Por este motivo, ela diz que tem muito respeito pelos ucranianos que, com seus protestos, expulsaram do poder o ex-presidente pró-Rússia Viktor Yanukovich em 2014.

"Hoje o modelo para todos é a Ucrânia. Seu desejo de romper por completo com o passado é digno de respeito", opinou a vencedora do Nobel sobre o país devastado pelo conflito entre separatistas pró-Rússia e as forças ucranianas.

"Penso que o império ainda não desapareceu. E, pessoalmente, tenho a inquietante impressão de que não desaparecerá sem derramamento de sangue".

Nascida em 31 de maio de 1948 no oeste da Ucrânia em uma família de professores rurais, formada em Jornalismo pela Universidade de Minsk, Svetlana Alexievich trabalhou nos anos 1970 na editoria de cartas à redação do "Selskaya Gazeta", o jornal das fazendas coletivas soviéticas.

Na época ela começou a registrar em seu gravador os relatos de mulheres que lutaram durante a Segunda Guerra Mundial. Inspiraram seu primeiro livro "War’s Unwomanly Face", algo como a "A Guerra não tem uma face feminina".

"Tudo o que sabíamos da guerra foi contado pelos homens. Por quê as mulheres que suportaram este mundo absolutamente masculino não defenderam sua história, suas palavras e seus sentimentos?", questionou a escritora.

Censura

Ela foi acusada de "romper a imagem heroica da mulher soviética" e seu livro teve que esperar pela Perestroika, a reforma do sistema aplicada por Mikhail Gorbachev, para ser publicado em 1985. Com a obra, alcançou fama em toda a União Soviética e no exterior.
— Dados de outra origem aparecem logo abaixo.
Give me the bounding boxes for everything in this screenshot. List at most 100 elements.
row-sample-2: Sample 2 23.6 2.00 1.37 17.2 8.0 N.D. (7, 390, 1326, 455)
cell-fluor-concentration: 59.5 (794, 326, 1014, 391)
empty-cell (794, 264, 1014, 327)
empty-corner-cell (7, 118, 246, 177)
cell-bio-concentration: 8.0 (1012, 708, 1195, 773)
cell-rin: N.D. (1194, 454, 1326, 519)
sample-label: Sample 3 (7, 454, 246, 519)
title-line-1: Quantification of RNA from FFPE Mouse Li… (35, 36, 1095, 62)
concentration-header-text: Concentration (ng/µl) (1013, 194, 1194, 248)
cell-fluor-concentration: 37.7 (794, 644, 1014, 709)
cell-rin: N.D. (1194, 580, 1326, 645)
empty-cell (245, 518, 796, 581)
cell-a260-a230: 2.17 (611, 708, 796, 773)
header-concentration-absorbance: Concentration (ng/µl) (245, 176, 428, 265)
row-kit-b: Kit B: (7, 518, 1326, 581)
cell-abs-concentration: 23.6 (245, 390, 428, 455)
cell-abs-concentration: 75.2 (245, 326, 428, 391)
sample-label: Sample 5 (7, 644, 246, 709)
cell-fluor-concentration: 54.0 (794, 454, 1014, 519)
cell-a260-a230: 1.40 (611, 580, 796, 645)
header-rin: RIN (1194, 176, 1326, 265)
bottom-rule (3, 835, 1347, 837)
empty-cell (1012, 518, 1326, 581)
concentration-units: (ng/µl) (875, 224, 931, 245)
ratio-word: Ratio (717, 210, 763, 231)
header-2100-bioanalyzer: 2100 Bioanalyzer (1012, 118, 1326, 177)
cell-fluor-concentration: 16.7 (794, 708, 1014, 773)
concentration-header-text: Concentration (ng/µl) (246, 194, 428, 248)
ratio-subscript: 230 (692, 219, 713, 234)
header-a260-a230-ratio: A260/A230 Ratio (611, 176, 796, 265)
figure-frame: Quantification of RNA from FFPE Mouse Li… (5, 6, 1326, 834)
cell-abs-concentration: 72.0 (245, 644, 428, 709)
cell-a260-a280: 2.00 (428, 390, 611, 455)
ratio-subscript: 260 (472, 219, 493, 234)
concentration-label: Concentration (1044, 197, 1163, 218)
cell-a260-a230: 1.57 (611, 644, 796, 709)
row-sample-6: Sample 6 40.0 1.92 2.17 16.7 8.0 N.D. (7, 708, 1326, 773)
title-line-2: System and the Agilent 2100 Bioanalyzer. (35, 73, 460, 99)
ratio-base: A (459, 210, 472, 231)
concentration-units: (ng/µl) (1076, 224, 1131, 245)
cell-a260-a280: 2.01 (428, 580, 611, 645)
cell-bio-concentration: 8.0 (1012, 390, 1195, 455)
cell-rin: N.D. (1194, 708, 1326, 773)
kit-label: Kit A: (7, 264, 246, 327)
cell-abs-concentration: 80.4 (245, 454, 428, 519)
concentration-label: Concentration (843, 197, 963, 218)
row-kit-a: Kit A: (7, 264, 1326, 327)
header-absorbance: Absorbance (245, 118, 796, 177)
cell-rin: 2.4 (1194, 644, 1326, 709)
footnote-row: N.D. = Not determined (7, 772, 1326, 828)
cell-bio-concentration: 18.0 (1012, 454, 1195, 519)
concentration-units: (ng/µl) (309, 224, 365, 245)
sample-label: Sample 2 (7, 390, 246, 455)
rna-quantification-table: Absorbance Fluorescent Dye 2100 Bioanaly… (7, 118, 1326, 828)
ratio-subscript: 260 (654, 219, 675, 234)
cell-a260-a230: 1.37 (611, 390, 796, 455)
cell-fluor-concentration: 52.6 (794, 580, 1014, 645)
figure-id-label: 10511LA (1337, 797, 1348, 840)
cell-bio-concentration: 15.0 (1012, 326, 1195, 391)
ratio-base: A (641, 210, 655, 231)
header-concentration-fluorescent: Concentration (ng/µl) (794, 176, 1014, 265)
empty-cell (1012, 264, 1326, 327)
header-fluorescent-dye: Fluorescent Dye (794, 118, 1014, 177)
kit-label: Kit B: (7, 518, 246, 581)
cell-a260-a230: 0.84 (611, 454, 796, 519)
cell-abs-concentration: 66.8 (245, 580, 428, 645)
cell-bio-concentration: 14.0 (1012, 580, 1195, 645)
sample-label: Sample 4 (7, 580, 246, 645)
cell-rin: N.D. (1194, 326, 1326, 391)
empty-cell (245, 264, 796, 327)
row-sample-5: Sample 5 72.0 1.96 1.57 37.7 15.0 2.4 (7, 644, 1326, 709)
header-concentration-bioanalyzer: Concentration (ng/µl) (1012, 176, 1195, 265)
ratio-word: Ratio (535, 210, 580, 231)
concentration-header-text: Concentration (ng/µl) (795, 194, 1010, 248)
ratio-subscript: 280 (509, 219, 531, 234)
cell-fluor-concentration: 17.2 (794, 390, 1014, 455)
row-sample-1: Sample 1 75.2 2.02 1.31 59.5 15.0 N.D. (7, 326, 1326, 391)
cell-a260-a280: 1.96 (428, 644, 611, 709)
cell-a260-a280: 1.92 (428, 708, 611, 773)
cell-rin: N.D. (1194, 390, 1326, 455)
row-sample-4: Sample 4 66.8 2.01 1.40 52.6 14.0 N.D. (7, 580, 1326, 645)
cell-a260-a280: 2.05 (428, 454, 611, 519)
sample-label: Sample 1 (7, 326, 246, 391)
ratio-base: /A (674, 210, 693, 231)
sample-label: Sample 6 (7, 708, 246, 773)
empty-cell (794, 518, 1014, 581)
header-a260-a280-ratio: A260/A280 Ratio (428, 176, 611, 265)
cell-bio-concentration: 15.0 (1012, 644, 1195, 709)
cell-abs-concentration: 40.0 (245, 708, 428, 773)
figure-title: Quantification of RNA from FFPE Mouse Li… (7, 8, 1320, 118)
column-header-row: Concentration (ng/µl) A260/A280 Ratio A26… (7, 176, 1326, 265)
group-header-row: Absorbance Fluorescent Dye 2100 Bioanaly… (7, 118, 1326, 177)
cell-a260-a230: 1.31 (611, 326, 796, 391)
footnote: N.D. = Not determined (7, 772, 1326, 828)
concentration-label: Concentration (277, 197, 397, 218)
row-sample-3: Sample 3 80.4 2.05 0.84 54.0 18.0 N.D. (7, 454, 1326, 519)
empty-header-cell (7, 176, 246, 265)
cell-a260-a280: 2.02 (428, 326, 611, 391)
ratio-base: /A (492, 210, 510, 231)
Desde então, sempre recorreu ao mesmo método para seus romances documentais, entrevistando durante muitos anos pessoas com experiências dramáticas: soldados soviéticos que retornaram da guerra no Afeganistão ("Os caixões de zinco") ou suicidas ("Encantados com a morte").

"Vivemos entre carrascos e vítimas, os carrascos são difíceis de encontrar. As vítimas são nossa sociedade, e são muito numerosas", declarou Alexievich à AFP sobre os protagonistas de seus livros.

Após a catástrofe nuclear de Chernobyl em 1986, a escritora trabalhou durante mais de 10 anos em "Vozes de Chernobyl: A História Oral de um Desastre Nuclear" (1997). O livro inclui depoimentos de milhares de homens enviados para trabalhar na central e outras vítimas da tragédia.

Belarus, presidida por Alexander Lukashenko desde 1994, um dos países mais afetados pelas consequências de Chernobyl, onde o tema continua sendo tabu, proibiu o livro.

Segundo a vencedora do Nobel, sua obra "não agrada" o presidente.

"Vivemos sob uma ditadura, há opositores na prisão, a sociedade tem medo e, ao mesmo tempo, é uma vulgar sociedade de consumo. As pessoas não se interessam pela política. É um período difícil", resumiu a escritora na entrevista que concedeu à AFP em 2013.

Os intelectuais bielorrussos também não parecem apreciar as opiniões de Svetlana, que reivindica a "cultura russa" da qual eles desejam distinguir-se e, ao mesmo tempo, passa a maior parte do tempo na Europa ocidental. Sua obra acaba por provocar uma mescla de atração e repulsa no país.